“但是呢,这大学生长大了,他爸患了癌,他想给他爸换肾,结果做匹配的时候,意外发现他跟他爸妈的血型都不匹配。”
“于是后来他就来警局求助,希望帮他寻亲,至少搞清楚他父母是怎么一回事,为什么要遗弃他。”
许暮看了方问一眼,方问没有作声。
许暮叹了口气,“我们顺着线索往下查,顺藤摸瓜,最后发现,那个被打死的‘人贩子’,就是他爸爸。”

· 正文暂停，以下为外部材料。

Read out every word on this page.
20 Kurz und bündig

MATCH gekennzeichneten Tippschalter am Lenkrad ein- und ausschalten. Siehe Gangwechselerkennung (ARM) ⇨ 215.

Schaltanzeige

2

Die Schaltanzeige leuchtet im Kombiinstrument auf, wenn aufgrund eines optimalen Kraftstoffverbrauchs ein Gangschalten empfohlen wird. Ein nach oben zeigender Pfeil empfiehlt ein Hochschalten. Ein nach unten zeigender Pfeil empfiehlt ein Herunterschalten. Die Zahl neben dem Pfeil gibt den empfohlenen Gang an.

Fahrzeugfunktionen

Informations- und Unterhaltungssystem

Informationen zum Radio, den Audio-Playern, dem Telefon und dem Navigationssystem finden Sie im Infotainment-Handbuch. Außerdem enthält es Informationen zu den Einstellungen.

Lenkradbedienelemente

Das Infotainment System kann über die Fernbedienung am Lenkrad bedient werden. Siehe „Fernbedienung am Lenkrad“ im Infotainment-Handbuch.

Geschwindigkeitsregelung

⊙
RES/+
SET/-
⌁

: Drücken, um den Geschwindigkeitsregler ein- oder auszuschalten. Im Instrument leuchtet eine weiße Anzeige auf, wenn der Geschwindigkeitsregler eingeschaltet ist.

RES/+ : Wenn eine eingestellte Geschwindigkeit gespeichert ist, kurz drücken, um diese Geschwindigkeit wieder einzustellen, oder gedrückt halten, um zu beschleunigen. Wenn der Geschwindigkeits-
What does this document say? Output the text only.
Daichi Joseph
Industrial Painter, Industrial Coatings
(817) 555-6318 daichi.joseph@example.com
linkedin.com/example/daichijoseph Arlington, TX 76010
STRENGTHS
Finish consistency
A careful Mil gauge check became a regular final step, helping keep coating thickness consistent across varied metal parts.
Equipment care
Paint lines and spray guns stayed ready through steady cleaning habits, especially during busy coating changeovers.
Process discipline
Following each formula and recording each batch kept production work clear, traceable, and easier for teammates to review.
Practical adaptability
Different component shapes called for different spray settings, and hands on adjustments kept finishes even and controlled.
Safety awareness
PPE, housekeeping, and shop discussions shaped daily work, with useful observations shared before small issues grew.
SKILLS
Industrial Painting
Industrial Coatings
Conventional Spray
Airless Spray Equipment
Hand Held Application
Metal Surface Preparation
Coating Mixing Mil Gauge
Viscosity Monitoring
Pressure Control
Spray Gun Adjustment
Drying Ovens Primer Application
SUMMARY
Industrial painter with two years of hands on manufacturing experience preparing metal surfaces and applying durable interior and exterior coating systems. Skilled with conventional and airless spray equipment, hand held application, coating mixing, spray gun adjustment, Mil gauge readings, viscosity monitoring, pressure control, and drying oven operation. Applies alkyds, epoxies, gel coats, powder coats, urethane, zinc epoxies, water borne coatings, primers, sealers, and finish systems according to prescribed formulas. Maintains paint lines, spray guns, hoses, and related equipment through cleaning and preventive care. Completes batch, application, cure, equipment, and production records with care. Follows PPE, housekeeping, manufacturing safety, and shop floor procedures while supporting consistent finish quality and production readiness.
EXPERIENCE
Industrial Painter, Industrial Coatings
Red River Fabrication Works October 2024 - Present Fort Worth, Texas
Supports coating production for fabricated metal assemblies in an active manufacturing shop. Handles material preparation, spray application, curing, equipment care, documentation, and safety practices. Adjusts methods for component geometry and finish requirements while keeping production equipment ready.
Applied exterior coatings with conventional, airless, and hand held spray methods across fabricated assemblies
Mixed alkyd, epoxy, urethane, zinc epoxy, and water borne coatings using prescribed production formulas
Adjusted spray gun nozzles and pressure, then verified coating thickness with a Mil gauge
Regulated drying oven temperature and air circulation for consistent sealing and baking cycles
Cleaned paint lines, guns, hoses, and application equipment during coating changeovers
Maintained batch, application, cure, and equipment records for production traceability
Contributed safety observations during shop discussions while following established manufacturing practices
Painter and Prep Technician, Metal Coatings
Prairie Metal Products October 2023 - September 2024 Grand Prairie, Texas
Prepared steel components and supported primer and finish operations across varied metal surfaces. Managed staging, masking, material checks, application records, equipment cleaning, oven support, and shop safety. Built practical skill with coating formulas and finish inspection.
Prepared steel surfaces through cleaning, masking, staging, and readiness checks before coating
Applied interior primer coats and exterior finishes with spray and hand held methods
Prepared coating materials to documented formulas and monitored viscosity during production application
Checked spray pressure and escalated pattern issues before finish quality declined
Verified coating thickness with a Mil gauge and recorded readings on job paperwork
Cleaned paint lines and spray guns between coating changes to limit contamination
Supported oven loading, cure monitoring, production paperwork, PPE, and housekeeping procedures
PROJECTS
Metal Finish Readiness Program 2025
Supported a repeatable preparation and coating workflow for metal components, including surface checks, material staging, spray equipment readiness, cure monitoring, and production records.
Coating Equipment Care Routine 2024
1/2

“整个村子,翻出来七八个被拐卖儿童,四个前去支教、但是被锁在村子里给老光棍当媳妇的女教师,我们找到的时候,她们已经疯了,孩子生了七八个,她们的孩子,全村的老少来阻止我们带走人。”
“村里的村妇、老头,每个人都是参与者,他们不觉得羞耻,跟坐在田边聊胳膊家新媳妇扒灰那样的事一样正常。”
“我说这些其实是想说,当你办过足够多的案子,见了足够多形形色色的人,你就会发现,这世间的恶,往往表现的如市井、琐屑,例如杀人犯,并不总是大家想象的穷凶极恶的男人,或者忏悔的犯人。”
“完全可以是一个看上去非常普普通通的老婆子,她们满脸凶相,要伪装,就楚楚可怜,好像是这世上最没文化,最弱势的群体,要彪悍起来,扯开嗓子,好像当场要拆了你的公检法。”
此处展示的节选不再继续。